These traces are published by Tencent Cloud to help researchers understand workloads in the cloud block storage systems, which includes subscription information and I/O traces for approximately 16,000 cloud virtual disks (CVD).
These traces were collected from a production cluster of Tencent Cloud’s block storage service. Specifically, 16,000 CVDs ware sampled from 10 warehouses in the Shanghai data center.
This repository contains all the compressed trace files in Cloud_Disk_dataset.zip.
Notes : The total size of data is about 1.3 GB compressed and 7.3 GB uncompressed.
The directory structure of the dataset is as follows:
/dataset
├── README.md
├── disk_subscription_info
└── disk_load_data
├── 0a0a7b84-2279-405e-9cbc-b395c725e01a
├── 0a0c1dea-723a-4484-a89c-53c02fc4b107
└── ...
disk_subscript_info
Each row of disk_subscript_info describes the subscription features of a CVD:
Feature | Example | Description |
---|---|---|
disk_uid | 0a0a7b84-2279-405e-9cbc-b395c725e01a | A unique identifier for the CVD. |
disk_attr | 0 | Product attributes corresponding to different service levels. The dataset includes two categories (0 and 1). |
disk_type | 1 | Indicates whether the CVD is a data disk (0) or a system disk (1). |
user_type | 0 | Indicates whether a user is an occasional (0) or regular (1) purchaser of cloud services. |
vm_cpu | 4 | Number of CPU cores in the virtual machine attached to the CVD. |
vm_memory | 32 | Memory size of the virtual machine attached to the CVD (GB). |
disk_capacity | 50 | Subscribed capacity of the CVD (GB). |
disk_load_data
Each file in disk_load_data records the load of a CVD over a period of up to two months.
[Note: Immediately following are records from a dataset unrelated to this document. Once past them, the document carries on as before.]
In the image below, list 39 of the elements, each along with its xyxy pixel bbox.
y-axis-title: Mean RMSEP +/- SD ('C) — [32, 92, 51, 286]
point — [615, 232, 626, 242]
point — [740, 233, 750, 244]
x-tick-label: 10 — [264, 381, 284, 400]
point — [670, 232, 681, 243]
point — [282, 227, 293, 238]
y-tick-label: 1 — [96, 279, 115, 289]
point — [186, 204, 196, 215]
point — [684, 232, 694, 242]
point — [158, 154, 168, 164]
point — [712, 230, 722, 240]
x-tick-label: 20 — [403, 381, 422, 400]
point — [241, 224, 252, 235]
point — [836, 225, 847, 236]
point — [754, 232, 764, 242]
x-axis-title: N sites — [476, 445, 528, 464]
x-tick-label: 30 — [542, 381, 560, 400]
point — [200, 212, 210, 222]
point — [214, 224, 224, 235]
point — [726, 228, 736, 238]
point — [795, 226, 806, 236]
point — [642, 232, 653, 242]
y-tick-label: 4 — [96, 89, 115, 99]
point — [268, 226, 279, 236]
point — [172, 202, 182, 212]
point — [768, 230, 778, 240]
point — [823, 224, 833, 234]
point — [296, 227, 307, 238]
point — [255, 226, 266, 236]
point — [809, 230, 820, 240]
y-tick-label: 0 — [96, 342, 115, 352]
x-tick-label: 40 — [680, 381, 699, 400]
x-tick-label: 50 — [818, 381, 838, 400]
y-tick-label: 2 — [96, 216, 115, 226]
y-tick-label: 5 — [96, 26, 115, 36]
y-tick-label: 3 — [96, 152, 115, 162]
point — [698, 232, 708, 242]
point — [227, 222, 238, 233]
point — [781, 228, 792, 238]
The file name corresponds to the disk_uid. Each row in the file provides load information collected at 300-second intervals:
Column | Example | Description |
---|---|---|
timestamp | 1593748800 | The collected timestamp, in microseconds. |
read_IOPS | 11 | Read IOPS of the CVD at the time. |
read_bandwidth | 50 | Read throughput of the CVD at the time (KB/s). |
write_IOPS | 7 | Write IOPS of the CVD at the time. |
write_bandwidth | 12 | Write throughput of the CVD at the time (KB/s). |
disk_usage | 3360 | Disk usage of the CVD at the time (MB). |
We thank Difan Tan and Jiawei Li of Huazhong University of Science and Technology for their analysis and anonymization of the data.
The trace is a subset of the workload described in "TELA: A Temporal Load-Aware Cloud Virtual Disk Placement Scheme" in ASPLOS’25. When using this trace in your research, please make sure to cite the paper appropriately.
The trace data and document are licensed under CC-4.0.